AequeVox
Replication Package for AequeVox:Automated Fariness Testing for Speech Recognition Systems
README under development.
Python Packages Required
- numpy
- scipy
- math
- librosa
- random
- time
- json
- threading
- re
- nltk
ASR Specific Packages
Google Cloud
- speech
- Storage
Microsoft Azure
- Azure.cognitiveservices.speech
IBM Cloud
- ibm_watson
- ibm_watson.websocket
- Ibm_cloud_sdk_core.authenticators
The code is separated into 2 sections, Generation and Analysis.
Generation:
transGen.py
- Lists all transformation types and magnitudes to be used. Can be modified as necessary.

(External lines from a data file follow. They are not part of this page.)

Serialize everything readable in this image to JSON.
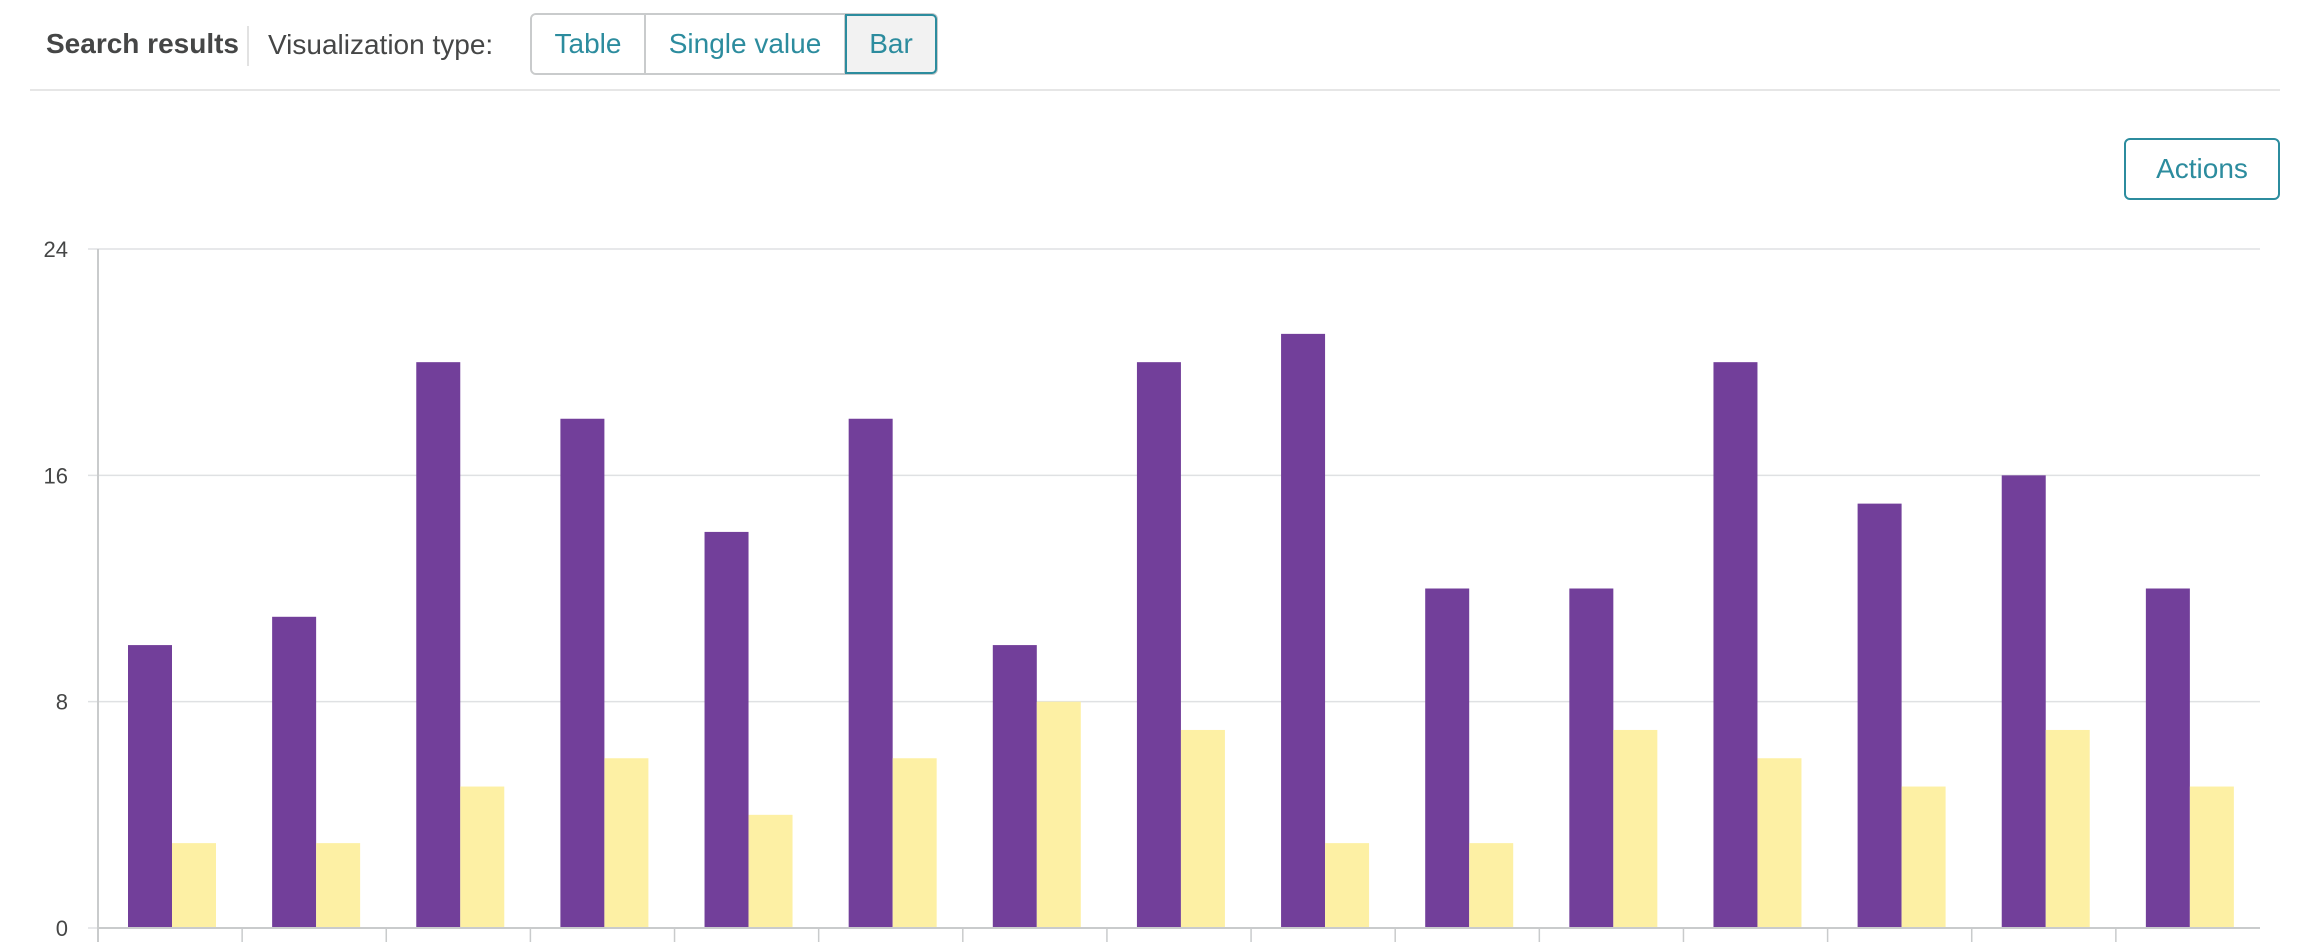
{
  "header": {
    "title": "Search results",
    "viz_label": "Visualization type:",
    "viz_options": [
      "Table",
      "Single value",
      "Bar"
    ],
    "active_option": "Bar"
  },
  "actions_label": "Actions",
  "colors": {
    "accent": "#2c8c9e",
    "series_1": "#723f9a",
    "series_2": "#fdf0a4"
  },
  "chart_data": {
    "type": "bar",
    "ylim": [
      0,
      24
    ],
    "yticks": [
      "0",
      "8",
      "16",
      "24"
    ],
    "grid": true,
    "categories": [
      "",
      "",
      "",
      "",
      "",
      "",
      "",
      "",
      "",
      "",
      "",
      "",
      "",
      "",
      ""
    ],
    "series": [
      {
        "values": [
          10,
          11,
          20,
          18,
          14,
          18,
          10,
          20,
          21,
          12,
          12,
          20,
          15,
          16,
          12
        ]
      },
      {
        "values": [
          3,
          3,
          5,
          6,
          4,
          6,
          8,
          7,
          3,
          3,
          7,
          6,
          5,
          7,
          5
        ]
      }
    ]
  }
}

- Requires the specification of file names of all the original speech files.
Generates transformed speech files with form {Original File Name}{Transformation Type Abbreviation}{Magnitude of Transformation Parameter, theta}.wav
List of Abbreviations.
- A - Amplitude
- C - Clipping
- D - Drop
- F - Frame
- HP - Highpass
- LP - LP
- N - Noise
- S - Scale
GCP_Recog.py
Requires Google cloud client libraries and associated keys.
Takes a group name and the list of all original files in the group to generate transcripts.
MS_Recog.py
Requires Microsoft Azure client libraries and associated key and region.
Takes a group name and the list of all original files in the group to generate transcripts.
IBM_Recog.py
Requires IBM client libraries and associated key and service URL..
Takes a group name and the list of all original files in the group to generate transcripts.
compASR.py
Takes the names of two ASR systems and group names to generate a distance metric. Result yields text files with distance metrics for specified groups.
Users are requested to use the distance metrics to calculate the D values for each transformation.